Seguir o que todo mundo faz nunca foi estratégia. Negócios que se destacam e sobrevivem ao imediatismo são aqueles que colocam intenção e pensamento estratégico no centro das decisões de marketing.
A evolução do marketing como ciência do comportamento de consumo e da construção de marcas acompanha transformações profundas no mercado e nos hábitos dos consumidores. No entanto, a recente popularização do marketing digital, impulsionada por um discurso superficial e comercialmente conveniente, resultou em um fenômeno preocupante: a banalização da disciplina.
O que antes era fundamentado em inteligência de mercado, conhecimento teórico e acadêmico, modelagem de comportamento e diferenciação estratégica, foi reduzido a fórmulas genéricas amplamente disseminadas por profissionais sem formação ou experiência consolidada.
Este artigo busca restabelecer o papel do marketing estratégico como um campo de estudo sólido e indispensável para organizações que desejam não apenas crescer, mas garantir relevância e longevidade em mercados cada vez mais saturados.
A partir de uma análise crítica, são explorados três aspectos fundamentais:
- A inadequação dos modelos convencionais de conversão
- A limitação da diferenciação funcional
- A urgência de resgatar a inteligência competitiva como fator estratégico indispensável
Fragilidade dos modelos convencionais de conversão
O conceito tradicional de funil de vendas, amplamente adotado no planejamento estratégico das empresas, foi originalmente estruturado por Strong (1925) e posteriormente aprimorado por Kotler (1999), consolidando a ideia de que o consumidor passa por um processo sequencial e previsível desde o primeiro contato até a decisão de compra.

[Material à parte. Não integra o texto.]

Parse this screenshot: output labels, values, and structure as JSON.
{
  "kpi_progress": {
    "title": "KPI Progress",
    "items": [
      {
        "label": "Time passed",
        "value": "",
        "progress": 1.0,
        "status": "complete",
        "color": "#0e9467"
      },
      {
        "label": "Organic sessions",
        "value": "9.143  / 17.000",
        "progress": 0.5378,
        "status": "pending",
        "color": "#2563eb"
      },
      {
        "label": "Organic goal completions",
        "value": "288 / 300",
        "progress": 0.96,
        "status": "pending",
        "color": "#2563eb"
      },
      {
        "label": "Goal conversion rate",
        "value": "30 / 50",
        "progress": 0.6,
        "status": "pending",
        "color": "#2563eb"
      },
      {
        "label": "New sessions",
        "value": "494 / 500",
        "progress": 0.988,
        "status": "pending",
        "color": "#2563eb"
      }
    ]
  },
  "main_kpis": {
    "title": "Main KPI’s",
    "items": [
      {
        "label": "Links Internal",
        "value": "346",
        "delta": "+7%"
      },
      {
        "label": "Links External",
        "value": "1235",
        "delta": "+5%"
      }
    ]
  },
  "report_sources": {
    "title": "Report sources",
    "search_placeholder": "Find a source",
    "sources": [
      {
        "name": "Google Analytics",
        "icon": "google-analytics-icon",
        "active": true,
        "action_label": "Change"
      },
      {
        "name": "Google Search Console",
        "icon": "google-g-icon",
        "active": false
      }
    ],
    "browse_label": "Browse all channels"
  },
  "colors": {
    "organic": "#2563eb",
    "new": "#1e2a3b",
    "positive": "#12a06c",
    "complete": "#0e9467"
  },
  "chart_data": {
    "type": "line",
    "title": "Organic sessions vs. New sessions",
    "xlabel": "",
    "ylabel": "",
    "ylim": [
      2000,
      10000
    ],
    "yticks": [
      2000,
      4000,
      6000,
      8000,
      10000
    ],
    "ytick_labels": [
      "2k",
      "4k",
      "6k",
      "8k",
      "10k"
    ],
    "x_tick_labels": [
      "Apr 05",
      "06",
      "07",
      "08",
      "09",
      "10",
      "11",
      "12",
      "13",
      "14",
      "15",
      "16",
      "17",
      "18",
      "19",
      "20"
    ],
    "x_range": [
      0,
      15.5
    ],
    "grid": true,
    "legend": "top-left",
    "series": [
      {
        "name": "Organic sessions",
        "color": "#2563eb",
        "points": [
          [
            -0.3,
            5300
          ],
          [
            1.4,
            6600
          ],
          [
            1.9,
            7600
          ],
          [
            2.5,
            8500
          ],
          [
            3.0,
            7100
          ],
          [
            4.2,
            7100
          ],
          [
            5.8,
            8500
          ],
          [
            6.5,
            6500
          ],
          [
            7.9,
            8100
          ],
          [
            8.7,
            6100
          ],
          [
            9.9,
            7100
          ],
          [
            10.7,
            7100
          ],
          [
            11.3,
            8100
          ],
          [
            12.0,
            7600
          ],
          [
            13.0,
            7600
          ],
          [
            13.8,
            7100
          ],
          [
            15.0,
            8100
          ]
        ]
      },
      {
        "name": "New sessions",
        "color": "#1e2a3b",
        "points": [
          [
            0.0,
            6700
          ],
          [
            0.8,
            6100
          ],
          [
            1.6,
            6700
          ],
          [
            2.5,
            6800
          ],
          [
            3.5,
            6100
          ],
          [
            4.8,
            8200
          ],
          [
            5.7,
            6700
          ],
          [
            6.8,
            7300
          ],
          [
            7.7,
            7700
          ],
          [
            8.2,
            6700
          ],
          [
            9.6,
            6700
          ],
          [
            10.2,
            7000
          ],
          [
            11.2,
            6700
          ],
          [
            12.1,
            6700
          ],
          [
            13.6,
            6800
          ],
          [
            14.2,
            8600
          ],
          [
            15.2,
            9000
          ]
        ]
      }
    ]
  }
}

No entanto, pesquisas recentes demonstram que esse modelo é insuficiente para explicar a dinâmica do mercado contemporâneo.
Estudos do Ehrenberg-Bass Institute for Marketing Science (Sharp, 2010) evidenciam que a decisão de compra raramente ocorre de maneira linear e que a fidelidade à marca é, em grande parte, um reflexo da disponibilidade mental e física dos produtos e serviços.
Em outras palavras, marcas que estruturam suas estratégias exclusivamente com base no modelo de funil tradicional estão negligenciando um fator crítico: a forma como a recorrência de exposição e a construção de memória influenciam a conversão.
O comportamento do consumidor moderno não é mais ditado por uma progressão linear. Com a multiplicidade de canais e a fragmentação da atenção, a jornada de compra ocorre em padrões caóticos, sendo influenciada por variáveis contextuais e experiências intermitentes.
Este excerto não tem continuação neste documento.